İlhan Taşçı'nın Cumhuriyet'teki haberine göre, Yargıtay temyiz incelemesini yaptığı bir dosyada dinlemenin delil olarak kullanılma ölçütlerini belirlediği olay şöyle gelişti: Adana’da 8 kişi “suç işlemek amacıyla örgüt kurma, suç işlemek amacıyla teşkil edilmiş örgüt faaliyeti çerçevesinde uyuşturucu madde ticareti yapma, suç işlemek amacıyla kurulmuş olan örgüte üye olma” suçları kapsamında yargılanarak bu suçlardan mahkûm oldu.
Temyiz üzerine dosya Yargıtay 10. Ceza Dairesi’ne geldi. Daire, bir sanık hakkında "suç işlemek için örgüt kurma" suçundan; 5 sanık hakkında ise "örgüte üye olma" suçundan kurulan mahkûmiyet hükümlerinin incelenmesini yaparken suç işlemek için örgüt kurma suçunun işlendiğinin ve örgütün varlığının kabul edilebilmesi için; üye sayısının en az üç kişi olması gerektiğini belirtti.
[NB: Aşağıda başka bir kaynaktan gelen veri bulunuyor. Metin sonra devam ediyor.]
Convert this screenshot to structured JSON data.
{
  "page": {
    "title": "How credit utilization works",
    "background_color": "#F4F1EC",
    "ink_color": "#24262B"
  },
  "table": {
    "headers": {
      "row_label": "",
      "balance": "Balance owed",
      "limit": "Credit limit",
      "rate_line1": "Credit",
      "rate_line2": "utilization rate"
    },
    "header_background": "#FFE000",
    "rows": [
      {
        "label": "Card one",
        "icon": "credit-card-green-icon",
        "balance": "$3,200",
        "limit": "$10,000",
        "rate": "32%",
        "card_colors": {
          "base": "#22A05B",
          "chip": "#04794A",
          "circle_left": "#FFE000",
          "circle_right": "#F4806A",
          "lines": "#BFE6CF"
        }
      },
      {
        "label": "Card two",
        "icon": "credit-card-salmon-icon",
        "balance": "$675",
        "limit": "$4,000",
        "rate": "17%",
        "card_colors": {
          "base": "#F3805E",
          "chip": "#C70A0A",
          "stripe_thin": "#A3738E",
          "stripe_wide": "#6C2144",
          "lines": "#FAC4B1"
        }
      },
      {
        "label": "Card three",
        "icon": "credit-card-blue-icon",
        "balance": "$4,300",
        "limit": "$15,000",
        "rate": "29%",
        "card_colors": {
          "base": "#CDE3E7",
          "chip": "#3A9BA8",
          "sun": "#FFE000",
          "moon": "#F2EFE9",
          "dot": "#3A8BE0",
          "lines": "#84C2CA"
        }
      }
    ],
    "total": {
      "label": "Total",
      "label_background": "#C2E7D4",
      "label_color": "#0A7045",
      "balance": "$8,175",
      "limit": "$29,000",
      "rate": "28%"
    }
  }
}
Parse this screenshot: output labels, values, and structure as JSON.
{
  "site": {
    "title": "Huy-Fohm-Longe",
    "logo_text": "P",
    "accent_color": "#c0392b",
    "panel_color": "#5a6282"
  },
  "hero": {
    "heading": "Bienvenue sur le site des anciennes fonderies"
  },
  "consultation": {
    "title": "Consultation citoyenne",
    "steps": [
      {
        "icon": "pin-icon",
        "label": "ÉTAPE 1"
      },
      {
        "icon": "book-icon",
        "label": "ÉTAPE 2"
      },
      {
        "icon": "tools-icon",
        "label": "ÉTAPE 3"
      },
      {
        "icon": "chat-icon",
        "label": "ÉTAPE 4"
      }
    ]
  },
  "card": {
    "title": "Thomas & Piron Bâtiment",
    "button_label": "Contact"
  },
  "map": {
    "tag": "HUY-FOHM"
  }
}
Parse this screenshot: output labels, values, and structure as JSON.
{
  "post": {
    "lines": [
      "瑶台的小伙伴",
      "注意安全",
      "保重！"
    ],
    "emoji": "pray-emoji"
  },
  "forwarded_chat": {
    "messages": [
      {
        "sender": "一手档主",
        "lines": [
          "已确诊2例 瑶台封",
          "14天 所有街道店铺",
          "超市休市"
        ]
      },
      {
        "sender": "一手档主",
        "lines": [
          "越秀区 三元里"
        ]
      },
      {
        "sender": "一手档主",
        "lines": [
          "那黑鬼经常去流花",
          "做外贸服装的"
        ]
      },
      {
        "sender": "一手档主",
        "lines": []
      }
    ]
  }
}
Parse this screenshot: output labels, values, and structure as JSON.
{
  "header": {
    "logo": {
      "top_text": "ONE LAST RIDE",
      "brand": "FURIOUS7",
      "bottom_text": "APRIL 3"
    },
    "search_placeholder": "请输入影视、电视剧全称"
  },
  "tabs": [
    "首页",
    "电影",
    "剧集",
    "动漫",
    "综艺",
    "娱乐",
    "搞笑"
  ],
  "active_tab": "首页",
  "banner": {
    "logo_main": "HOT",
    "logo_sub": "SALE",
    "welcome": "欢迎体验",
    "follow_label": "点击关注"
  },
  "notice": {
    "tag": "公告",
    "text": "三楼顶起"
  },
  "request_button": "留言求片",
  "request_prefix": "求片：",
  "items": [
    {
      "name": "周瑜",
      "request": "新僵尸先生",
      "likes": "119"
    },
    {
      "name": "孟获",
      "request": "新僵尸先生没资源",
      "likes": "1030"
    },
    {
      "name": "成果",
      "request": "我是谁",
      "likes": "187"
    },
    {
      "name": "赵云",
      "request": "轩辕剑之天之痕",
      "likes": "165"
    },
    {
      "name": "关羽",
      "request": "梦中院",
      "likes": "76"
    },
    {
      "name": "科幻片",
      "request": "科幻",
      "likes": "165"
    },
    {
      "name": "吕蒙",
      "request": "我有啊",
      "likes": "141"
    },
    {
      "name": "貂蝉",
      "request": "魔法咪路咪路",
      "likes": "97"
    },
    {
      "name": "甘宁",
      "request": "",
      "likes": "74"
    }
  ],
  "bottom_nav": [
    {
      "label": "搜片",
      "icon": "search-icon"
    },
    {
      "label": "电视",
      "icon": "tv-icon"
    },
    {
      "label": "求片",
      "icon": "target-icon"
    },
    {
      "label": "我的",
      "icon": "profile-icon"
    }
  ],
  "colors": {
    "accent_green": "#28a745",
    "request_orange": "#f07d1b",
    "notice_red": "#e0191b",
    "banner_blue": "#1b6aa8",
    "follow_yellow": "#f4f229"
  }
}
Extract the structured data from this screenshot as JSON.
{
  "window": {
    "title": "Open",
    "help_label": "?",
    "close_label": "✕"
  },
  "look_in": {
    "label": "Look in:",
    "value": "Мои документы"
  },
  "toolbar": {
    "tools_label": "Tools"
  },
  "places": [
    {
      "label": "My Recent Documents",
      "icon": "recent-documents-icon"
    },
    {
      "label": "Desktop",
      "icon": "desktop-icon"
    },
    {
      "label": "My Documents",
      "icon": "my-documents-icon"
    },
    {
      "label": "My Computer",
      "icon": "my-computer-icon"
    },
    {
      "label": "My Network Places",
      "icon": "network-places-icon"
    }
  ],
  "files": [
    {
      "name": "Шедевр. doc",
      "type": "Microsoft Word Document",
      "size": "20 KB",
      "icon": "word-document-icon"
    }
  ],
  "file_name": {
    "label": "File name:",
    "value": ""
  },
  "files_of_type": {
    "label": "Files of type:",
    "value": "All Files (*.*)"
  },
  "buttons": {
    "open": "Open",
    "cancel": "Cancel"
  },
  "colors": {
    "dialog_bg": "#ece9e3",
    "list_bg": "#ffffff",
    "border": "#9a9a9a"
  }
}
Sanıklar hakkında “uyuşturucu madde ticareti yapma” nedeniyle iletişimin dinlenmesi ve kayda alınması kararları alındığı anımsatılan kararda her dinlemenin delil olamayacağı şöyle anlatıldı:
"... Dinlenen telefon görüşmeleri, ancak uyuşturucu madde ticareti yapma suçu yönünden delil olarak kullabilir. ‘Suç işlemek amacıyla örgüt kurma veya kurulmuş olan örgüte üye olma’ suçları yönünden dinleme kararı bulunmadığından, sözü edilen telefon konuşmaları bu suçlarda delil olarak kullanılmaz. Öte yandan, CMK’nin 135. maddesinin 6. fıkrası uyarınca, iletişimin tespiti, dinlenmesi ve kayda alınmasına ilişkin hükümler ‘suç işlemek amacıyla kurulmuş olan örgüte üye olma’ suçu için uygulanamaz. Olayda, örgüt oluşturmak için sanıkların sayısı yeterli ise de suç işleme iradelerinde devamlılık ve aralarında hiyerarşik ilişki bulunduğuna ilişkin delil olmadığından, TCK’nin 220. maddesinde düzenlenen ‘suç işlemek için örgüt kurma’ ve dolayısıyla ‘suç işlemek için kurulan örgüte üye olma’ suçlarının unsurlarının oluşmadığı; hukuka aykırı delil niteliğindeki telefon konuşmalarının bu suçlar yönünden hükme esas alınamayacağı gözetilmeden, sanıkların bu suçlardan beraatları yerine mahkûmiyetlerine karar verilmesi yasaya aykırı, hükümlerin bozulmasına..."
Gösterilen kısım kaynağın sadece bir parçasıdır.